When introducing differentiable functions between locally convex spaces, many authors (e.g. Bastiani, Keller, Kriegl-Michor) notice that the evaluation map $$ E\times E^*\to\mathbb R,\qquad (x,L)\mapsto L(x) $$ is not continuous with respect to any locally convex topology on $E^*$, where $E$ is a non normable locally convex space and $E^*$ is the set of all continuous linear functionals $E\to\mathbb R$. Then they argue that, for this reason, it is not good to define $f\colon E\to\mathbb R$ to be continuously differentiable by requiring $$ x\mapsto Df(x)\in E^*$$ to be continuous with respect to some locally convex topology on $E^*$ (say, for example, the finest locally convex topology, in order to make the strongest assumption).

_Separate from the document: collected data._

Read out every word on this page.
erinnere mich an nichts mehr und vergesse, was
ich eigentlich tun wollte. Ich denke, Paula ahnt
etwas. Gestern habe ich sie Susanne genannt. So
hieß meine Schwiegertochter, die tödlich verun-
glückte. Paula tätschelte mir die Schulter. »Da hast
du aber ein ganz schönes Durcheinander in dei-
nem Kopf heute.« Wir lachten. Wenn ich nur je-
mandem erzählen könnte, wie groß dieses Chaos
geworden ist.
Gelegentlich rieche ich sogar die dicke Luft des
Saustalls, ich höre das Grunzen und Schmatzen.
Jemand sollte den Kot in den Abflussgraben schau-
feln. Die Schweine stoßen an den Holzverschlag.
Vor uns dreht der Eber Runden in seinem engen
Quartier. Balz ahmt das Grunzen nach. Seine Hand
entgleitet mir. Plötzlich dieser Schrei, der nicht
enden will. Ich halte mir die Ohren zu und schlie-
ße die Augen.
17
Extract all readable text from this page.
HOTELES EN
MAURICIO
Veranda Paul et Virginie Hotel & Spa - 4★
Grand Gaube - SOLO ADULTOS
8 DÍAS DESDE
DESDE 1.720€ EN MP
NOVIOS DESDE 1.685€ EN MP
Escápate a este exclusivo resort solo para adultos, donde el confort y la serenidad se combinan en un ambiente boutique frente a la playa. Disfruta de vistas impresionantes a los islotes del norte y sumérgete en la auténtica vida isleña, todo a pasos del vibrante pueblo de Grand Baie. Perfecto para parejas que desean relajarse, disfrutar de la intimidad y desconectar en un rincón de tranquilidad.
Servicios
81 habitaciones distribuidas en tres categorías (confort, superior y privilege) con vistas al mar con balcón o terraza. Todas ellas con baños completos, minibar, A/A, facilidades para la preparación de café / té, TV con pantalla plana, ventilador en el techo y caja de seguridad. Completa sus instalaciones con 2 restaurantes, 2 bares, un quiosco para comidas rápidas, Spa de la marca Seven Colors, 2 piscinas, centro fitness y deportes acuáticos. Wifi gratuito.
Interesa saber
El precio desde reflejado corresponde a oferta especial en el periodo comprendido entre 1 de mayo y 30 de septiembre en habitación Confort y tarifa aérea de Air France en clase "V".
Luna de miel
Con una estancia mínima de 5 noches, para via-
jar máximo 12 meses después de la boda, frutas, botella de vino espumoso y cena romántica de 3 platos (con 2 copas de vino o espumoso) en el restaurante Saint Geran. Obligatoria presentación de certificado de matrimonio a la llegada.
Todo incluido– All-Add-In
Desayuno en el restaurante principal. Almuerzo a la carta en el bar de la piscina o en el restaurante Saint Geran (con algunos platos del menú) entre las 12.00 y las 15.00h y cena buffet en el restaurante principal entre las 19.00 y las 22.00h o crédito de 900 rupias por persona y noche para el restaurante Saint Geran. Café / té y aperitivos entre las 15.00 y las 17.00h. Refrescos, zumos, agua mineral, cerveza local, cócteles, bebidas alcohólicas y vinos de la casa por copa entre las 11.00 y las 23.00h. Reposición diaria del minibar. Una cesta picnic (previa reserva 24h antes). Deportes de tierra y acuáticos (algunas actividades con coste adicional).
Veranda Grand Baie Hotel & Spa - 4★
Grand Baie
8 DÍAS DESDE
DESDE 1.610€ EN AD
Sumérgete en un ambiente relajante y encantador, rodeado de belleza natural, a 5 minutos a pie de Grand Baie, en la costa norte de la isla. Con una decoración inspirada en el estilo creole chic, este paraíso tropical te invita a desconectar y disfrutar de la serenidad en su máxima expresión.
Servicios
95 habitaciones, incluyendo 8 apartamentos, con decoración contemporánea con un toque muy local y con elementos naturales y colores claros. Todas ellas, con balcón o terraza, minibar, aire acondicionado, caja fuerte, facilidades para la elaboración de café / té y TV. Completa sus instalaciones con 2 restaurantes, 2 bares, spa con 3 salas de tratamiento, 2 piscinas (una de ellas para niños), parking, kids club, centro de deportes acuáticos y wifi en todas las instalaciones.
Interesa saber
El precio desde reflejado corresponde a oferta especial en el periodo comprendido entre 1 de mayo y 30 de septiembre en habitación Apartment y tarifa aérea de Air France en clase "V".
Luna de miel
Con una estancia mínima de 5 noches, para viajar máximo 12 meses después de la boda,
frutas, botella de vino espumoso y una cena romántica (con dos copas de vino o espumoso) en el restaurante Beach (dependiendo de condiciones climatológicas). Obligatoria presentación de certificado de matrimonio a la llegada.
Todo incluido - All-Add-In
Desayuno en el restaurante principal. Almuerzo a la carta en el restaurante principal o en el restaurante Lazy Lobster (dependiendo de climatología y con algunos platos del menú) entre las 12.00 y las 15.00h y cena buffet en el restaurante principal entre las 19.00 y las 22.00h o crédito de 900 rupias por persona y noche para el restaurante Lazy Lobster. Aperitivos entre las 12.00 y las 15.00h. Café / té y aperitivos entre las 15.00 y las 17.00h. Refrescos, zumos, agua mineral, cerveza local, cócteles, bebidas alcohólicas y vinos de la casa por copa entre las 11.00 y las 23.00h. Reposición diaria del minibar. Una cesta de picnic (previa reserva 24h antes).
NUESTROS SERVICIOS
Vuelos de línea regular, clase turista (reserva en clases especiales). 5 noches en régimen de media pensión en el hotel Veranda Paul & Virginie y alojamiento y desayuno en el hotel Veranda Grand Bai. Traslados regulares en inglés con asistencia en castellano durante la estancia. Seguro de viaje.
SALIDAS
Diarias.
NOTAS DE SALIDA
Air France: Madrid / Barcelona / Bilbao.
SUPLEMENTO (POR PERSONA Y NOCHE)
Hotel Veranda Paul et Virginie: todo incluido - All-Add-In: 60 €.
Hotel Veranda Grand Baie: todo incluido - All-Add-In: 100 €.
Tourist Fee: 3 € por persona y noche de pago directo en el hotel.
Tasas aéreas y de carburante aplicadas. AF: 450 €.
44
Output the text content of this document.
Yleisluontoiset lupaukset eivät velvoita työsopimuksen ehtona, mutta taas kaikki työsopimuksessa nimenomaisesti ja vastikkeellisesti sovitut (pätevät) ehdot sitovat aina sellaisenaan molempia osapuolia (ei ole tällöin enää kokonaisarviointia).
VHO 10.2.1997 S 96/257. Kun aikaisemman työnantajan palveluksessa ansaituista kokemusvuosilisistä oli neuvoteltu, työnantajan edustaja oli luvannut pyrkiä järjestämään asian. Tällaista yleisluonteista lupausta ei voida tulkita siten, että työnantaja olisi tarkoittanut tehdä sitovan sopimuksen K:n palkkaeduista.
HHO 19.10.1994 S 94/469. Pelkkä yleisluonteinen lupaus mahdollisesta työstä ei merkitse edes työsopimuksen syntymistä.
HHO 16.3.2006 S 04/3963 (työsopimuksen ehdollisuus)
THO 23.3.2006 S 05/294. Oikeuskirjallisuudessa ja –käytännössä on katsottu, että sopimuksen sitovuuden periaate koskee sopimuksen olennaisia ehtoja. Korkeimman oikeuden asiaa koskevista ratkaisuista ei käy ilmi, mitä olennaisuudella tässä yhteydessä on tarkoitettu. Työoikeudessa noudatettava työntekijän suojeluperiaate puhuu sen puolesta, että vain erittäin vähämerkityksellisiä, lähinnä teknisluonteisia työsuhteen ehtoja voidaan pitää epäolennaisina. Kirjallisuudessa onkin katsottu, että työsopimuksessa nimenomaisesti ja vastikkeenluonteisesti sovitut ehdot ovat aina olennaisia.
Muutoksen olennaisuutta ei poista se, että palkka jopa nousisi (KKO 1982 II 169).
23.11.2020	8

My question is: what's the problem with this definition? More precisely, what is an example of missing properties of $f\in C^1$ defined as above? I was thinking about continuity of $f$ being not implied by $f\in C^1$, or maybe the failure of the chain rule, but I didn't find an explicit issue. For example, the definition is strong enough to have a mean value theorem $$ f(x+h)-f(x)=\int_0^1 Df(x+th)h\,dt$$
Moreover, which of these classical properties actually require the evaluation map to be continuous?
I am particularly interested in the case of $E$ Fréchet space.
[cross-posted from MSE]